According to the group's research, 26 percent of the sample of 35,000 identified as nonbinary -- and an additional 20 percent responded that they weren't sure or were questioning if they were.
Nonbinary, as the Trevor Project defines, refers to someone whose gender identity does not fit within traditional gender constructs as only male and only female. The group notes that trans and nonbinary identities can overlap, the two terms aren't synonymous. In fact, the organization found half of their sample identifies as nonbinary and transgender.
Thirty-three percent of those who did identify as nonbinary reported using pronouns such as "they/them" and five percent of them reported using neopronouns such as "xe/xem."
"Young people are using a variety of language to describe the nuances of their gender identity outside of the binary construction of gender. These data emphasize that.

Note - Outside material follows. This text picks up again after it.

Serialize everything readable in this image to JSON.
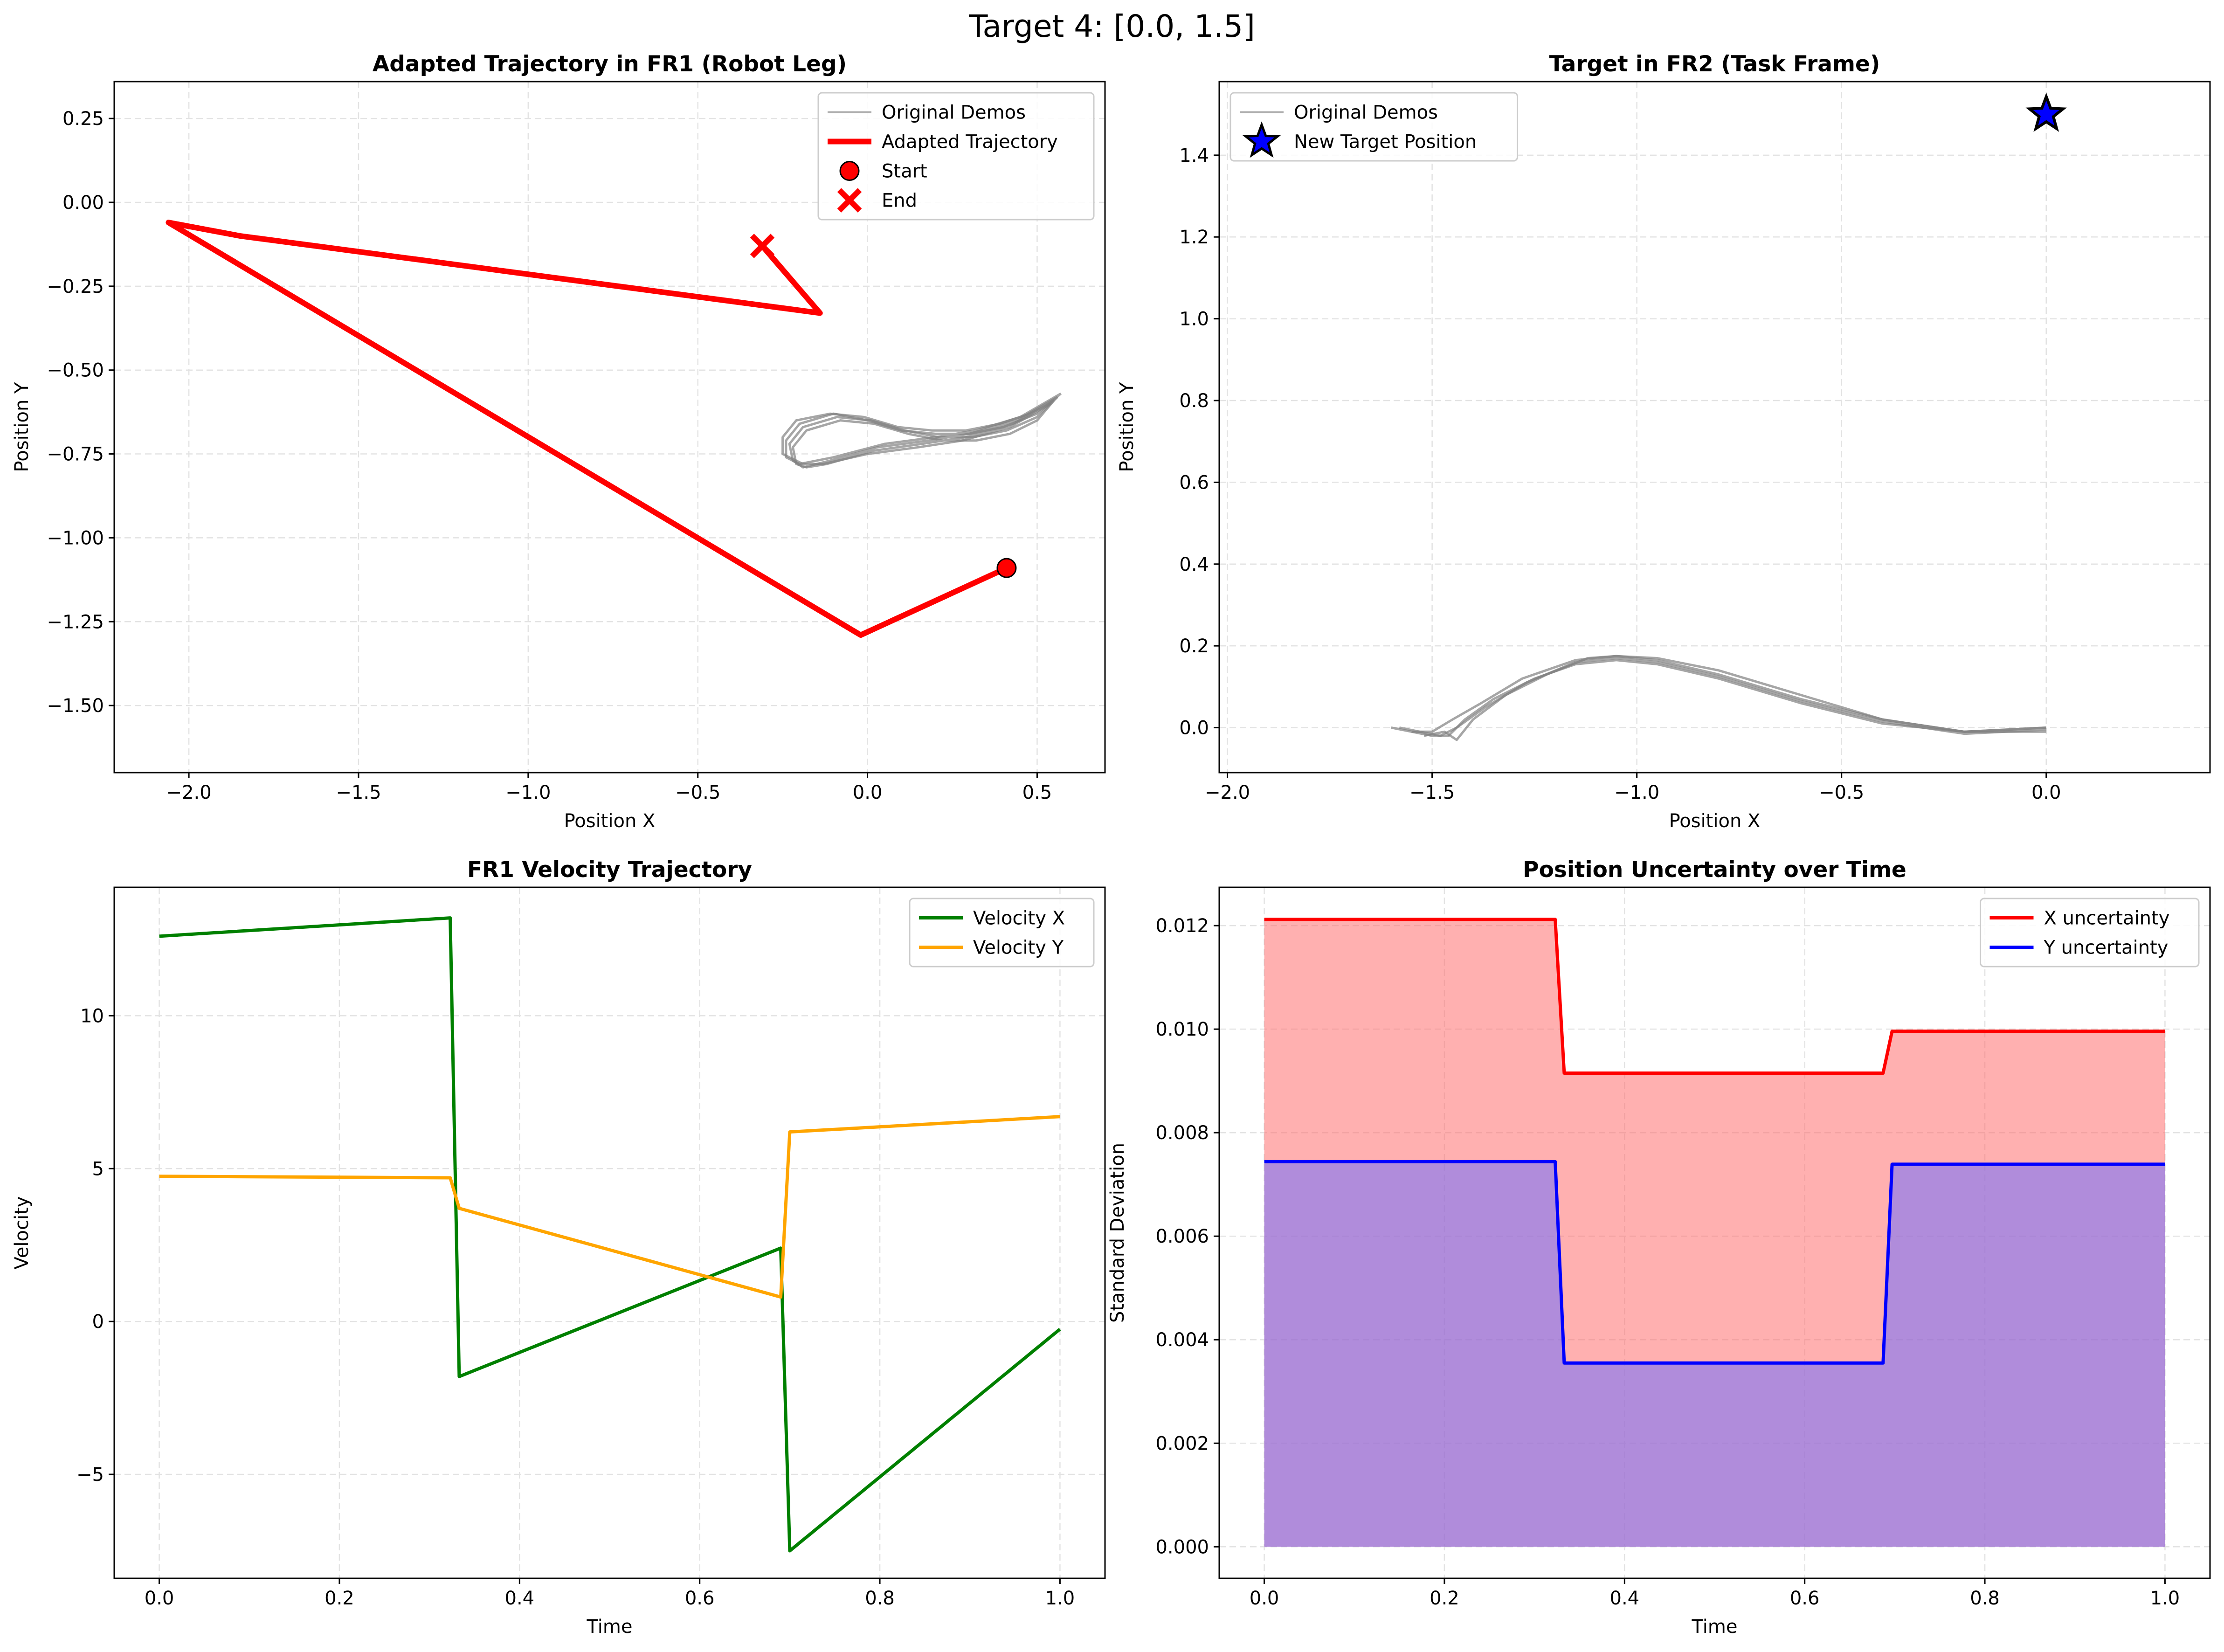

While there is certainly an overlap, youth understand 'transgender' and 'nonbinary' as distinct identity terms -- and you cannot assume one's identity simply based on the pronouns they use," said Jonah DeChants, a research scientist at The Trevor Project.
In a statement, the organization said that the research is a tool for educating teachers, medical professionals, and youth-serving groups, and adults on the complexities of nonbinary identities. This includes the language youth use to express their identity and how they can be affirmed.
The Trevor Project found that nonbinary youth who reported that "no one" respected their pronouns were 2.5 times more likely to attempt to die by suicide than those who said most people respected their pronouns.